In einer gemeinsamen Aktion haben die Zweitklässler Weihnachtskarten gebastelt und anschließend verkauft. So kamen über 2 000 Euro für Rémi und seine Familie zusammen. Die Carl-Orff-Schule unterstützt jedes Jahr zu Weihnachten Hilfsbedürftige - nicht nur aus ihren eigenen Reihen. Beim Adventskonzert in der Nikolauskirche und dem Adventsbasar hat die Grundschule 1 000 Euro gesammelt. Das Geld geht zu gleichen Teilen an Kinder im Kongo und den Verein Hilfe für krebskranke Kinder in Frankfurt. „Der eigentliche Wert von Weihnachten ist der, sich vom Konsumrausch zu distanzieren und aufs Wesentliche zu besinnen", findet Schulleiterin Sabine Döring. Ihr sei es wichtig, dass das auch bei den Kindern ankommt. „Es ist für alle sehr ergreifend, aber wir haben ganz klar die Hoffnung, dass Rémi es schafft."

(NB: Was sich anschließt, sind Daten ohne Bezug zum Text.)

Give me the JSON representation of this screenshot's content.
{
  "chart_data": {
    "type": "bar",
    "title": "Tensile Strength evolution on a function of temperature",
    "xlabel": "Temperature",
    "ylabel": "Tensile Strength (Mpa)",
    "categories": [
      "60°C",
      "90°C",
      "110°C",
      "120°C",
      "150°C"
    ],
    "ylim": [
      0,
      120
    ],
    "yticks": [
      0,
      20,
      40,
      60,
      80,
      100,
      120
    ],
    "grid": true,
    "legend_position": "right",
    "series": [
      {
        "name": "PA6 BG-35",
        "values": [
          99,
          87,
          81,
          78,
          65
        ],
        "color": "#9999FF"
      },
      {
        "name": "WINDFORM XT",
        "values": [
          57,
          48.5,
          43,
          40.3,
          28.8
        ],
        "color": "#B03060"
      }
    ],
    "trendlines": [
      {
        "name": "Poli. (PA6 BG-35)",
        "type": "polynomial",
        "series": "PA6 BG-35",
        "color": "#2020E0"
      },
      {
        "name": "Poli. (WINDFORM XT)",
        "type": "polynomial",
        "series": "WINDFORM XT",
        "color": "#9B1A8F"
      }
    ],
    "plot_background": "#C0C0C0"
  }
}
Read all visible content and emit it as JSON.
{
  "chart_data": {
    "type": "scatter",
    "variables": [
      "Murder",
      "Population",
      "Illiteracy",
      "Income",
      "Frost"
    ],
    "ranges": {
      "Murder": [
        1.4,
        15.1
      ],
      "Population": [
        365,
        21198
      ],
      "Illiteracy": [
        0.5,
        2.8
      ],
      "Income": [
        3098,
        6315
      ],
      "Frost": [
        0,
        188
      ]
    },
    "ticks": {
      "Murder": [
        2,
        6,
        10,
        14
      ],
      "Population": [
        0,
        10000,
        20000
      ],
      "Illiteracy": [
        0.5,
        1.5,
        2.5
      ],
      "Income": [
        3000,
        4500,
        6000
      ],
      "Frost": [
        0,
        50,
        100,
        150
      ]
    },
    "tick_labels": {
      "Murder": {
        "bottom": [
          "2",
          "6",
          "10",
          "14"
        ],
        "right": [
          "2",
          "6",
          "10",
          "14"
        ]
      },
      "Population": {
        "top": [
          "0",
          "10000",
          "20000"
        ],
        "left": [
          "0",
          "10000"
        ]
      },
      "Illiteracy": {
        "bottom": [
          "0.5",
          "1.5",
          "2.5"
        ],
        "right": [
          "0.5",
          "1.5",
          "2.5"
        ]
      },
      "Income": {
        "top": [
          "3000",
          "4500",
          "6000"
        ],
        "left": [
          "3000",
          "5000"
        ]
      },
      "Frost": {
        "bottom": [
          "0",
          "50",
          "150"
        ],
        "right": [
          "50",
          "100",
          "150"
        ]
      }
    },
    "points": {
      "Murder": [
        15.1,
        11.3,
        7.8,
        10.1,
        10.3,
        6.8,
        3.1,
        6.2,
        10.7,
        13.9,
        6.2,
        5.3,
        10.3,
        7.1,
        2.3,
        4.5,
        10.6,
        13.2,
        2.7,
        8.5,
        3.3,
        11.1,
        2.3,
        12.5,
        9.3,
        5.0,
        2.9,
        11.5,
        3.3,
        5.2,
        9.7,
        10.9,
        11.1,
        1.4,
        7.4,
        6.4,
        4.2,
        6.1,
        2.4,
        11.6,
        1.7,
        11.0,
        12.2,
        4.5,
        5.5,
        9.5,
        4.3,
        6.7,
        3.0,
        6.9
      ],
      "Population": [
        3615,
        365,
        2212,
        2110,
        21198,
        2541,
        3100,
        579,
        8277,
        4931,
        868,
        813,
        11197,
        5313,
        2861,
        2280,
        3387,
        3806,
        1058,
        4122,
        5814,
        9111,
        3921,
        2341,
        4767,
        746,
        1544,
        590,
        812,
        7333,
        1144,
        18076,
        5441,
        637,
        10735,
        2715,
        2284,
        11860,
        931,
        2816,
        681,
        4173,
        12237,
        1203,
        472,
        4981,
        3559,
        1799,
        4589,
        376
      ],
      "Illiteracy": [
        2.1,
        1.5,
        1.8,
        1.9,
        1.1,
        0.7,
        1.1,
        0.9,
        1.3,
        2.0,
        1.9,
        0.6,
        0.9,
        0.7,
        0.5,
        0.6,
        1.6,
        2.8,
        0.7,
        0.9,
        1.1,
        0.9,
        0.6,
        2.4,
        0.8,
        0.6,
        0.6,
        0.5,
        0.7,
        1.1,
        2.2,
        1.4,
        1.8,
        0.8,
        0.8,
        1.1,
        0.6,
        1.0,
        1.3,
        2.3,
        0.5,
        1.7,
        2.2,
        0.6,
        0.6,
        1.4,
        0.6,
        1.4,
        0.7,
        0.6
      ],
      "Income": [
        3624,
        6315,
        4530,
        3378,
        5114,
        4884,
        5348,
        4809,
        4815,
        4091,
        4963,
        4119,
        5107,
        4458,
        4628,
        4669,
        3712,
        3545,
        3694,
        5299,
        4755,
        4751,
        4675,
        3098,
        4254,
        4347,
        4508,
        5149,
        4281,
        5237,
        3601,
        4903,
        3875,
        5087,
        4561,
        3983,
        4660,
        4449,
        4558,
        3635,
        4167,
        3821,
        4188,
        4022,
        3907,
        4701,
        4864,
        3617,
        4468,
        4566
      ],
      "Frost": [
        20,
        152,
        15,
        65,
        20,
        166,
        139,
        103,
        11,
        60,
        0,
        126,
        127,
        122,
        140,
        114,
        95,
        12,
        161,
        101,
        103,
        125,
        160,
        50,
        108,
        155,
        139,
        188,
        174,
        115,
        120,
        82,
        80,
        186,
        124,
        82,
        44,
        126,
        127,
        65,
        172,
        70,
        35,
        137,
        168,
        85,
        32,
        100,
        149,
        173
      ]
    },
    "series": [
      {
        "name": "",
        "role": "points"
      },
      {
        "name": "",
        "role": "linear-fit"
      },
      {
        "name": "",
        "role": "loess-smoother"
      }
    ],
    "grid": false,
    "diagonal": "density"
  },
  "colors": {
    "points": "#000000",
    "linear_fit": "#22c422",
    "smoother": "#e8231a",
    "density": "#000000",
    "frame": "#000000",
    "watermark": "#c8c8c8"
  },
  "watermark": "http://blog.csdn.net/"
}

Daran glauben auch seine Mitschüler. Sie machen sich allerhand Sorgen: Ob Rémi den ersten Schnee genießen konnte? Ob ihm mit der Glatze kalt am Kopf ist? „Ich bin traurig, wenn es ihm nicht gut geht", sagt die kleine Marwa. „Er ist immer bei uns", versichert die Klassenlehrerin Claudia David. Was die Kinder besonders vermissen? „Ich mag einfach alles an Rémi", sagt Rafael. „Es macht viel mehr Spaß, wenn er da ist", versichert Joleen. „Ist Zahlix bei ihm?", fragt Finn besorgt und zeigt auf das Maskottchen der Drachenklasse. Was die feuerspeienden Fabelwesen so besonders macht? „Sie sind mutig", plappern die Kinder. Noch eine Eigenschaft verbindet sie miteinander: Drachen halten zusammen. Wie Rémi und Nounou, seine Begleiter im Krankenhaus.